- Donguz-Too Location within Kyrgyzstan

Highest point
- Elevation: 2,354 m (7,723 ft)
- Coordinates: 40°54′23″N 73°39′20″E﻿ / ﻿40.90639°N 73.65556°E

Dimensions
- Length: 28 km (17 mi) SE-NW
- Width: 6 km (3.7 mi) NE-SW

Naming
- Native name: Доңузтоо (Kyrgyz)

Geography
- Country: Kyrgyzstan
- Region: Osh Region

Geology
- Rock type(s): Composed of limestone and shist of middle Paleozoic in southeast part, and sandstone, clay, and marl of Paleogene and Cretaceous in northwest part.

= Donguz-Too (range) =

Mountain range in Kyrgyzstan

The Donguz-Too (Kyrgyz: Доңузтоо; Russian: Донуз-Тоо ) is an offshoot of Fergana Range in the West Tien Shan, Kyrgyzstan. It is located between valleys of rivers Donguz-Too and Zyndan-Suu, both right tributaries of the river Jazy (Yassy). The length of the range is approximately 28 km and the width - 6 km.
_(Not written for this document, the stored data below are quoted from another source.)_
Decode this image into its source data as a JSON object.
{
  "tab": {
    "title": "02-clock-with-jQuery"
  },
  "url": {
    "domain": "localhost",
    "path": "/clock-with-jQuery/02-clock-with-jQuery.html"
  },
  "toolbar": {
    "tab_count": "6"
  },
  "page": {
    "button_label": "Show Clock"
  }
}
The average altitude is about 2,100 - 2,200 m and the highest peak - 2,354 m. The range is mainly composed of limestone and shist of middle Paleozoic in southeast part, and sandstone, clay, and marl of Paleogene and Cretaceous in northwest part. The slopes are gentle and the terrain is mildly or moderately rugged.